Anne Le Troter, Poudre froide, 2021
Installation sonore
Banc en câble audio, 30 cartes musicales, câble audio en grappes, lecteur audio, ampli son 

Dans la pièce Poudre froide, Anne Le Troter sculpte la langue et les mots tout en cherchant à expliquer comment les idées se forment. Dans cette pièce, l’artiste passe par un protocole consistant à considérer le micro comme un éventail. Elle le secoue devant elle tandis qu’elle parle. L’air ajouté vient alimenter les pensées de l’artiste qui s’emballent. Anne Le Troter se laisse aller à l’ivresse de la parole tout en cherchant à percer ses mécanismes. De ce chant sous oxygène, il en résulte un poème sonore tremblant et foisonnant qui est diffusé sur des cartes musicales, dispositif sonore désuet davantage utilisé comme marqueur d’un évènement dans la vie d’une personne. Pour écouter la pièce sonore, le.la spectateur.trice est invité.e à s’assoir sur un banc en câble audio alimentant les cartes musicales.

Les cartes musicales servent d’ordinaire à souhaiter un « joyeux anniversaire », par exemple. Ici, c’est un chant qui est audible, un chant qui se questionne lui-même sur ses conditions d’apparition. C’est une pensée tremblante, sautillante, fragile et une pensée en grappe à l’image de ce que peut être la pensée et de ce qu’est ce dispositif d’écoute.

Ces dispositifs sonores que sont les cartes musicales sont pensés pour une certaine mobilité, on les écoute quand nous les recevons, que ce soit chez nous ou bien lorsque nous travaillons. Pourtant les paroles enregistrées dans ces cartes musicales sont potentiellement conservées dans une habitation et plus précisement dans une bibliothèque. Ils deviennent de curieux livres audio témoignant d’un évènement de la vie d’un individu. C’est sans doute ce rapport au livre sonore qu’a aussi retenu l’artiste : elle aussi s’enregistre pour écrire, comme en témoignent ses livres Claire, Anne, Laurence (pièce de théâtre, édition Hard-Copy, 2012) ou L’encyclopédie de la matière (éditions Héros-limite, 2013).

Depuis 2011, Anne Le Troter parle à cet objet intime qu’est pour elle son enregistreur audio. Depuis 2011, elle s’enregistre donc en multipliant les protocoles pour lui permettre in fine d’écrire et d’envisager le monde, de chercher à le comprendre. C’est une sorte de monologue continu depuis neuf ans, une pensée toujours en train de se faire, qui ne s’arrête jamais, comme dans la pièce sonore Firi Riri Loulou. L’artiste colle ses lèvres sur le micro de son enregistreur. Elle l’embrasse. Ainsi ce mode de production lui a permis d’écrire les livres cités plus haut.

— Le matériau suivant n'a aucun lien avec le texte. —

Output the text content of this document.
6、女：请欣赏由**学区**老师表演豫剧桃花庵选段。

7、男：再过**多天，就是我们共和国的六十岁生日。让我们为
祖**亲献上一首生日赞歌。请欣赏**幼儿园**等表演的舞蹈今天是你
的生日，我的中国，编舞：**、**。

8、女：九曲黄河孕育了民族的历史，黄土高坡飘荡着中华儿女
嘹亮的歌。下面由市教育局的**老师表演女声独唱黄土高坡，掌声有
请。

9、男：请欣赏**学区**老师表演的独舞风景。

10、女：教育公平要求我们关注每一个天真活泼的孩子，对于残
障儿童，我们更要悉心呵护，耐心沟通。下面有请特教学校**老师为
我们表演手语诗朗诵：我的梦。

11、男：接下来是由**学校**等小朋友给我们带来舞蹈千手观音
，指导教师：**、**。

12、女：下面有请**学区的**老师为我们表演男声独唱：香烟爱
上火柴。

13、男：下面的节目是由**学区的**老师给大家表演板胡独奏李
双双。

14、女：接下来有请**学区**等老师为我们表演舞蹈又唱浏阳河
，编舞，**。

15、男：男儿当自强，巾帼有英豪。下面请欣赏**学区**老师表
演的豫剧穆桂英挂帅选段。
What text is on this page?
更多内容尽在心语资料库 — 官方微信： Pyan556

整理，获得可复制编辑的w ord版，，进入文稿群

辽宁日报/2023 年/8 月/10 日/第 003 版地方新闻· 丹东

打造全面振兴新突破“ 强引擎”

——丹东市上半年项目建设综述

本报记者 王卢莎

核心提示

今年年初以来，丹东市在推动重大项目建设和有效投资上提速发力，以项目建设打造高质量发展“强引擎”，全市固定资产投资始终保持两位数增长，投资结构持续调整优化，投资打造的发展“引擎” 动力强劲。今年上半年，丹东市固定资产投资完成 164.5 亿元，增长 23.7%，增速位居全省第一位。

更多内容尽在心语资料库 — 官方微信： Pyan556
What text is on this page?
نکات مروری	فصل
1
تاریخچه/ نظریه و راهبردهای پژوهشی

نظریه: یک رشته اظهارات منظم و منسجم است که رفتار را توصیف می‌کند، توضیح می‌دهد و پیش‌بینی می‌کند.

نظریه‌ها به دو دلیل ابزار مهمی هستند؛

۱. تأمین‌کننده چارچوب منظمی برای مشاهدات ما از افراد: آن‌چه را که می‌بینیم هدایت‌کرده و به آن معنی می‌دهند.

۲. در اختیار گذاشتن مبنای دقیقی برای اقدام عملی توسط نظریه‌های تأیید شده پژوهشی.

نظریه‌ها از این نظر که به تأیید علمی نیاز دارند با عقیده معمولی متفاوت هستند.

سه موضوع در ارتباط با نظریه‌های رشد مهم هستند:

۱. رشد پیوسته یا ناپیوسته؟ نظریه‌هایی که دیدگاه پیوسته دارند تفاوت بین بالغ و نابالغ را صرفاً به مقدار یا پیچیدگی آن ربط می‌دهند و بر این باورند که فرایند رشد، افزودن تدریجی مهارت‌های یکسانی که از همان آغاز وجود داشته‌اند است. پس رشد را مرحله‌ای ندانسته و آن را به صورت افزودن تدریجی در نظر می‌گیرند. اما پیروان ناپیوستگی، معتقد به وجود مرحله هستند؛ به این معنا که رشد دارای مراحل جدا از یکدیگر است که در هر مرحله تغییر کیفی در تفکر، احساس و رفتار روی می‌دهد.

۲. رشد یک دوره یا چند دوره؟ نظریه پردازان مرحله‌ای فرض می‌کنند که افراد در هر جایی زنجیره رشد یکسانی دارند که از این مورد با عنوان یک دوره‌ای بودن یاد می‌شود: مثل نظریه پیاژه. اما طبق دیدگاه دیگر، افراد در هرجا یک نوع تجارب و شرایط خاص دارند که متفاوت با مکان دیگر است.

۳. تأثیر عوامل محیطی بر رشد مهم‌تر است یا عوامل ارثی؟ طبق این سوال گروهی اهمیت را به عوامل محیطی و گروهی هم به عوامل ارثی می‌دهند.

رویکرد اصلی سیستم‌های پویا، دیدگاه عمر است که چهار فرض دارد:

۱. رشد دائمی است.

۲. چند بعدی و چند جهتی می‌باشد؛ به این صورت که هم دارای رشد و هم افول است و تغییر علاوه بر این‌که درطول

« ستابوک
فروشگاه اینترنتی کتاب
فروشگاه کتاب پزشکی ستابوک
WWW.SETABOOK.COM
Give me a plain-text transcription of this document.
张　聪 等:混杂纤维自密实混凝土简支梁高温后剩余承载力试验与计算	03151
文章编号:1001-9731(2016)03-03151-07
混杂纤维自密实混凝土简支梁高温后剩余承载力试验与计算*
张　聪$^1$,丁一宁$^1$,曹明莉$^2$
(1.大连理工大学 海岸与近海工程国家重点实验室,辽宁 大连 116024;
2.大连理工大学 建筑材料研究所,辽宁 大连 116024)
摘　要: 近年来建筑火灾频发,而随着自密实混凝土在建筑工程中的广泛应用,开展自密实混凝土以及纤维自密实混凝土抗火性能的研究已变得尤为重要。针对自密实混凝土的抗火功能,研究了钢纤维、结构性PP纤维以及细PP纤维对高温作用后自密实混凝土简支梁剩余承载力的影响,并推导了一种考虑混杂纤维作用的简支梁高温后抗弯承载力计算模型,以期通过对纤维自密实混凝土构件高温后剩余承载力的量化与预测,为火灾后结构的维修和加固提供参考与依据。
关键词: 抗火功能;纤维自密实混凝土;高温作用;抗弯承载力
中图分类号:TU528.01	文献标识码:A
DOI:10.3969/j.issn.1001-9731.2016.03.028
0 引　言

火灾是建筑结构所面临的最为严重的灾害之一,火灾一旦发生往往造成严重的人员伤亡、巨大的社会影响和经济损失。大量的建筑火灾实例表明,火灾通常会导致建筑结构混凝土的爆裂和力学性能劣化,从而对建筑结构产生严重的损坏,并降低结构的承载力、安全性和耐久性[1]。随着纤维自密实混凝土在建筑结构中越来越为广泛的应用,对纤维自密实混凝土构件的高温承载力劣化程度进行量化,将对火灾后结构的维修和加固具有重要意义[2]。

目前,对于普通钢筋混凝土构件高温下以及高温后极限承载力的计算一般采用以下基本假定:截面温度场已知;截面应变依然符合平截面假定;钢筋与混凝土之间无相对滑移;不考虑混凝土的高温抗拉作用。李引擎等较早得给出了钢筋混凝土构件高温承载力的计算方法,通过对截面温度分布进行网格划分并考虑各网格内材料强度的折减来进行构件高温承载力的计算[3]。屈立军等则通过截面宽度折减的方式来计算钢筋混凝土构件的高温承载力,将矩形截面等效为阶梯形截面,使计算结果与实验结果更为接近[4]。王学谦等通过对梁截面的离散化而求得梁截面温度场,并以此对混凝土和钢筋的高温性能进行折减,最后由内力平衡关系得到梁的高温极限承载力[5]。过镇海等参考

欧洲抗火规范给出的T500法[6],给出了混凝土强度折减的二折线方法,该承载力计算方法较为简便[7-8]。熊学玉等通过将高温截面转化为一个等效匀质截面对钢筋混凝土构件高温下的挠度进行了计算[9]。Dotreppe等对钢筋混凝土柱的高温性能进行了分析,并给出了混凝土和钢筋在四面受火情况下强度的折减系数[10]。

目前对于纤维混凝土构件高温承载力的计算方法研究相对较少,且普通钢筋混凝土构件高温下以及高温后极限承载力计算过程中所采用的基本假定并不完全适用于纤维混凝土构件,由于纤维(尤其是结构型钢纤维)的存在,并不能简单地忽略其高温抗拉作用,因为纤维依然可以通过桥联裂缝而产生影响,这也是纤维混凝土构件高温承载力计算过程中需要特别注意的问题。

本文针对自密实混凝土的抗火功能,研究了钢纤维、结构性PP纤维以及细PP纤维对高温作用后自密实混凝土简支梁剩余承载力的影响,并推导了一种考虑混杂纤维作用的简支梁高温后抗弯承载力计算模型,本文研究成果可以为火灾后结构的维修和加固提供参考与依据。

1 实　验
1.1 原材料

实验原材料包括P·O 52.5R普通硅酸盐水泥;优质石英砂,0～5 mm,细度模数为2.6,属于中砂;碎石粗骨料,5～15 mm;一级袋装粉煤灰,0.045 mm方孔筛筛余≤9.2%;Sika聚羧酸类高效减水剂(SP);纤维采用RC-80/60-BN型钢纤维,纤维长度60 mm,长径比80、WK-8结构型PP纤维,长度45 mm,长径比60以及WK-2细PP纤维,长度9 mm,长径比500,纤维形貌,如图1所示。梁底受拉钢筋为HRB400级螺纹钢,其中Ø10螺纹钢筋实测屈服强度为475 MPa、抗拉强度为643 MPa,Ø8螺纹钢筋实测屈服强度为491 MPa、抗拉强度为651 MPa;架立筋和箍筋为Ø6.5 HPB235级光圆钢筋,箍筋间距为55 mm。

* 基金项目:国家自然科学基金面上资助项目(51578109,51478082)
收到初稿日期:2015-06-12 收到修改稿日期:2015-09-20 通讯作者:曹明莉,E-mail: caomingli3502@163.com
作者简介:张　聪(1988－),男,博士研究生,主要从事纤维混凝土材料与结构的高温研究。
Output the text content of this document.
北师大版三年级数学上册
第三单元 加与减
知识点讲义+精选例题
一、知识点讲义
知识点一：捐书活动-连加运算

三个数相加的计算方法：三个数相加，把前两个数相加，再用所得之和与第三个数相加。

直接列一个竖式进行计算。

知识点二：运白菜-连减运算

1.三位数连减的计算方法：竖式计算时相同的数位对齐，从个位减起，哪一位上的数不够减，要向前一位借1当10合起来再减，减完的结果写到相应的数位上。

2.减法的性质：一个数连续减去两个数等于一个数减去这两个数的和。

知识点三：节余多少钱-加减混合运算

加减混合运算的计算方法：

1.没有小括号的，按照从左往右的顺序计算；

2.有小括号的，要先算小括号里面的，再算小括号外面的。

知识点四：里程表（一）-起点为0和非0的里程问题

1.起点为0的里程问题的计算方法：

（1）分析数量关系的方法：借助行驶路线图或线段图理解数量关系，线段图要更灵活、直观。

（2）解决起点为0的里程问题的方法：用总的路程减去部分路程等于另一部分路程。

Nous connaissons de l’artiste peut-être davantage ses installations sonores comme Parler de loin ou bien se taire, acquise par le Centre Pompidou, ou bien Liste à puces, qui témoignent d’un geste, le geste de tendre son bras chargé de son enregistreur vers la bouche des autres. En effet, dans les deux installations sonores citées, l’artiste expose la voix des autres, qu’ils. elles soient des enquêteurs.trices téléphoniques ou bien les voix de banques de sperme privées. Pourtant, comme le dit l’artiste, avant de pouvoir passer le micro elle produit des pièces sonores plus intimes exposant ses propres textes poétiques et sa façon de sculpter la parole. Ainsi, Poudre froide témoigne de cette aller-retour entre la bouche de l’artiste et celle des autres, de ce va-et-vient incéssant et nécessaire à quiconque.